J’attends que l’orage de décibels reflue vers la vallée en contre-bas, lance sur la chaîne stéréo l’adagio du concerto pour clarinette de Mozart et m’enfonce dans mon fauteuil. Le timbre à la fois enjoué et nostalgique de l’instrument se glisse bientôt jusque dans les moindres recoins de la maison et tord le cou au vacarme qui l’avait assombrie avant que l’orchestre ne s’en empare à son tour en un jeu aérien et drôle entre les graves du chalumeau et les aigus du clairon. En réalité, je cherche moi aussi à sortir de ce quotidien prégnant qui enferme l’esprit dans le crachin des jours et leurs dérisoires péripéties. En réalité, Mozart, Schubert, Brahms ou Rachmaninov ne sont que des clés pour ouvrir grande la porte vers des ailleurs plus doux, plus légers et plus tendres que les imprévisibles aléas qui gouvernent trop souvent nos instants.

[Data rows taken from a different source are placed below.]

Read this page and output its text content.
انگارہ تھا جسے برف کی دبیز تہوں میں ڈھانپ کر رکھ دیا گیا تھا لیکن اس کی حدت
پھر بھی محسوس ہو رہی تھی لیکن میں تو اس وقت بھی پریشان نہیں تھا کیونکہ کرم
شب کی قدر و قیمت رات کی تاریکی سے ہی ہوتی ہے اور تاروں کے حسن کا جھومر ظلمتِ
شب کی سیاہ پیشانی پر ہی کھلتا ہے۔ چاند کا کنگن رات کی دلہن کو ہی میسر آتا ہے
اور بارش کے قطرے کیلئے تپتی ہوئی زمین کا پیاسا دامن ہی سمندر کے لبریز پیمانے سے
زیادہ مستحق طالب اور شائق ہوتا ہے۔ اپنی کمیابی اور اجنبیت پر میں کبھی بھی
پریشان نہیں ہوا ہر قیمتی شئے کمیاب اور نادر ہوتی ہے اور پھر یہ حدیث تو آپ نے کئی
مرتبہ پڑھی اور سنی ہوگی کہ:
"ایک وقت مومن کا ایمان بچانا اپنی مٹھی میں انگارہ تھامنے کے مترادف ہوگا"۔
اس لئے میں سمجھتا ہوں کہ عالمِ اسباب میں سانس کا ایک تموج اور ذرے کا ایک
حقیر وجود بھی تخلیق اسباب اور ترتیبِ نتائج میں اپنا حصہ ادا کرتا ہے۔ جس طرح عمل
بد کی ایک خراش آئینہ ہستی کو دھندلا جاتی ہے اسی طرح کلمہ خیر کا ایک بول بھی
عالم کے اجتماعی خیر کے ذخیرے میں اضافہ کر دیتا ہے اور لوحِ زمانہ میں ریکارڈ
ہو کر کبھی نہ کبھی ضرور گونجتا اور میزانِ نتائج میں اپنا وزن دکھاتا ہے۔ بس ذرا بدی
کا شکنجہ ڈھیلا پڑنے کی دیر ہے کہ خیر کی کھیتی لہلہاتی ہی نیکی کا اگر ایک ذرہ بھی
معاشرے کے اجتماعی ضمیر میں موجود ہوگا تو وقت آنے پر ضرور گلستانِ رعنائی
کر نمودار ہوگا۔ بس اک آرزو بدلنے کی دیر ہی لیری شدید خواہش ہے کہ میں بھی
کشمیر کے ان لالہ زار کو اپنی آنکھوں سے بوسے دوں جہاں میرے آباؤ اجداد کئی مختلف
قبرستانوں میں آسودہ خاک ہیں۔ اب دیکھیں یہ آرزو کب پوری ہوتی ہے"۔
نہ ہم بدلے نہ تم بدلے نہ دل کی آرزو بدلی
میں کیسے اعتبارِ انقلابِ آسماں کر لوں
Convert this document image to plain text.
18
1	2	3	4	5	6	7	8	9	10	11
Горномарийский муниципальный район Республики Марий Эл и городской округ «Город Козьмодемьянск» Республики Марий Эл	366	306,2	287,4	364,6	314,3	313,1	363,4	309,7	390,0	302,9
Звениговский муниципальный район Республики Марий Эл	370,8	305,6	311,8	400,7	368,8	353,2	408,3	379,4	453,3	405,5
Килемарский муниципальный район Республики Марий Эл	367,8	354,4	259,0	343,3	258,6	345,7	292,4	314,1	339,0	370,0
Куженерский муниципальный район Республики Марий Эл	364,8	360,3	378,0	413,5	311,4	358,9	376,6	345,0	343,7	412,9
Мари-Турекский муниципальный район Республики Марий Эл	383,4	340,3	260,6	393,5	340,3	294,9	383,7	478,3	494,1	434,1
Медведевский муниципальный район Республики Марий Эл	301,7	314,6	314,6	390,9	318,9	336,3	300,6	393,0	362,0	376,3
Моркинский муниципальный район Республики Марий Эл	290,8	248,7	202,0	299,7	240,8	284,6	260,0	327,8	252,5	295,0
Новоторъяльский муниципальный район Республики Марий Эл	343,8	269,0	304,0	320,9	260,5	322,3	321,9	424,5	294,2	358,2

Comme tout un chacun, le campagnard est en effet tributaire de ses envies et de ses rhumatismes. Il saura certes les dépasser si quelque impérieuse nécessité lui impose d’ignorer sa paresse naturelle. Réapprovisionner la boite à bois de la cheminée, dégager les allées d’une inopportune branche morte bousculée par un coup de vent ou, simplement, visiter un voisin, titiller la boulangère du village d’une mauvaise plaisanterie ou saluer la tenancière bénévole du Point Lecture qui s’ennuie à mourir. Mais il ne pourra rien contre les humeurs du ciel et ses caprices hivernaux. Il prendra alors prétexte du zéphir qui pourrait se faire tempête, de la neige si mince soit la couche et même si elle pare la campagne de paysages enchanteurs ou de la fourbe accalmie des intempéries, infaillible annonciatrice d’une ondée imminente. En un mot, au motif que le futur est hasardeux et que rien ne vaut la tiédeur d’une flambée de fayard et le confort moelleux du canapé, il s’abandonnera sans vergogne dans une passionnante lecture qui l’emportera hors de son temps.

Il pourra choisir La Plus Secrète Mémoire des hommes** qui attend depuis trois mois sur la table du salon au motif qu’elle a obtenu le prix Goncourt. Il mettra ses pas dans ceux du héros, Diégane Latyr Faye, et, du Sénégal à la France en passant par l’Argentine, il s’interrogera sur l’exigence du choix entre la littérature et la vie. Il pourra reprendre Les Livres de Dieu*** de Giovanni Maria Vian qui déroule, en  philologue averti, une brève histoire des textes chrétiens. Il se perdra alors dans les écrits bibliques de l’ancien et nouveau testament à travers les cultures juive, grecque et latine de la Mésopotamie à nos jours.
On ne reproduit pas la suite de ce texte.